Each New Year offers hope for a new start. We often set resolutions that quickly fade with the stresses of life. But with just a few tips and a little support, you can make 2015 the year you move forward toward financial security, making your dreams become reality.

  1. Set aside time to talk
    The first step to finding common ground with your finances is to take time to talk about money. Don’t wait for overspending, overdrafts or a financial crisis. Define your values and goals together and clarify the difference between needs and wants.
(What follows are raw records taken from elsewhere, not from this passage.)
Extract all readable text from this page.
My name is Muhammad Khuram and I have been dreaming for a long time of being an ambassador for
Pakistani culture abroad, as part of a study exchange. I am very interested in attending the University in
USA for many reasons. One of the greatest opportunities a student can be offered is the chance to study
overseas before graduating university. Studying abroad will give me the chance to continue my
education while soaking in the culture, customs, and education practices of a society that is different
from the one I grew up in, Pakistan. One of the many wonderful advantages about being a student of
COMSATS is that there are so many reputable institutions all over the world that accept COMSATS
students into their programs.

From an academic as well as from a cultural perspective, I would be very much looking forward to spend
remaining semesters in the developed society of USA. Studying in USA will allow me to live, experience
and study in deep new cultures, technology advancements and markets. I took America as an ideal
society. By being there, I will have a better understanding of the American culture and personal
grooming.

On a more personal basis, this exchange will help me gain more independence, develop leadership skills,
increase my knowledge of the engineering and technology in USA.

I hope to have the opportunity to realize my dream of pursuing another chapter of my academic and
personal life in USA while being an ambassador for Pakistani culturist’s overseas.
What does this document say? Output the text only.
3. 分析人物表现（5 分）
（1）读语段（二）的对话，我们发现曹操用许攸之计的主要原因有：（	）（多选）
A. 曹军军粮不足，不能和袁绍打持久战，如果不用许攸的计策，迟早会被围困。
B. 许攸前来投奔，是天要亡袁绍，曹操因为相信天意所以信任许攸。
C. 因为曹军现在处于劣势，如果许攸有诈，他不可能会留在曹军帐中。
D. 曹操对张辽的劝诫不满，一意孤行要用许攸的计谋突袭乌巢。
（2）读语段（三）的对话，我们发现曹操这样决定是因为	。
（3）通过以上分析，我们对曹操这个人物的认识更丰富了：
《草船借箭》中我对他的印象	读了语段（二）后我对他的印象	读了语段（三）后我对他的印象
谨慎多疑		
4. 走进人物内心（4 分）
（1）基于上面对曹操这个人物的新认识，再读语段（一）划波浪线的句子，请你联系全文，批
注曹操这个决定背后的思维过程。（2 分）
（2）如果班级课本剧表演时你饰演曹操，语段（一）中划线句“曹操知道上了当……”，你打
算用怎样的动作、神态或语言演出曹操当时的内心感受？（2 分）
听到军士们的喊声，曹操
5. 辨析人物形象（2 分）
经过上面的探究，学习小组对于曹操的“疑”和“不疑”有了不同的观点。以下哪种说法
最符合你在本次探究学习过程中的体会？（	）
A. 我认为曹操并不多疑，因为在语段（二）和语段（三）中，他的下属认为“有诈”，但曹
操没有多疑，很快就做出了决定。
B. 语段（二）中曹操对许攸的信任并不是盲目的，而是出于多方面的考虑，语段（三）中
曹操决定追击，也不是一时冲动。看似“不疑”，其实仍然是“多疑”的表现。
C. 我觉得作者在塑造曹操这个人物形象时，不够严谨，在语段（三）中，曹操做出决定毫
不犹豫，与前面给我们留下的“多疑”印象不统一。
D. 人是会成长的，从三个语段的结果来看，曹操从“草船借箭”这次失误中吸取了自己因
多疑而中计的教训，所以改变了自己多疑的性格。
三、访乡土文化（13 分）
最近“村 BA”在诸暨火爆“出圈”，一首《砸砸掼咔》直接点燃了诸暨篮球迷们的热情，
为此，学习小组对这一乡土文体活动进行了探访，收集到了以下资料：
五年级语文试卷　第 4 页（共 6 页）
    It’s also important to teach children about the value of money and how to use it responsibly. Partners like Jump$tart Coalition and National Endowment for Education (NEFE) are making this easier. Programs such as Money As You Grow and Smart About Money  offer tips to incorporate financial literacy into everyday conversation as early as age 2.

  2. Create a budget.
    With established values you are ready to create your budget. There are some great tools out there to get you started. You can explore options such as Mint or YNAB, but even an excel document will work. Choose something that is user-friendly and works for you. Set a time each month to check in and evaluate your goals and your progress. Make adjustments or improvements based on your unique situation.

  3. Focus on small steps that have big returns.
    Many people in debt feel trapped and overwhelmed, but remember that even small steps can have a dramatic effect on financial stability.

  4. Pay off credit card debt.
    Just paying a small amount above the minimum payment each month can have a fairly dramatic affect. As little as $15 to $25 more could help you pay off a credit card debt 5 to 10 years sooner. Also, credit card companies are required to include information about accelerating your payoff on your monthly statement, so take a look.

  5. Utilize a flexible spending account.
    Check with your employer. Most companies allow you to take money out of your paycheck pre-tax to pay for expenditures such as dependent care and health care. But make sure you only take out what you need — if you don’t spend it you lose it!

  6. Save for retirement.
    Thanks to compound interest, your money grows exponentially over time. A small contribution now can mean larger returns later. An easy first step? If your company offers a 401(k), at the very minimum you should contribute the amount that they will match – if not, you are essentially turning down free money.

  7. Prepare for the “what ifs.”
    Make 2015 the year you finally check off those “to-do’s” that seem so insignificant now, but can affect you drastically later. Build an emergency fund, set up a life insurance policy, create a living will and open a 529 plan to begin saving for your child’s education.

Still feeling overwhelmed? Don’t be afraid to ask for help. When it comes to financial advice, many Americans feel lost in the middle. They are not living in poverty, but they also do not have a large amount of wealth to invest. An AFC (Accredited Financial Counselor) provides unbiased financial guidance to help you manage your finances, develop a budget, eliminate debt and maintain positive financial behaviors.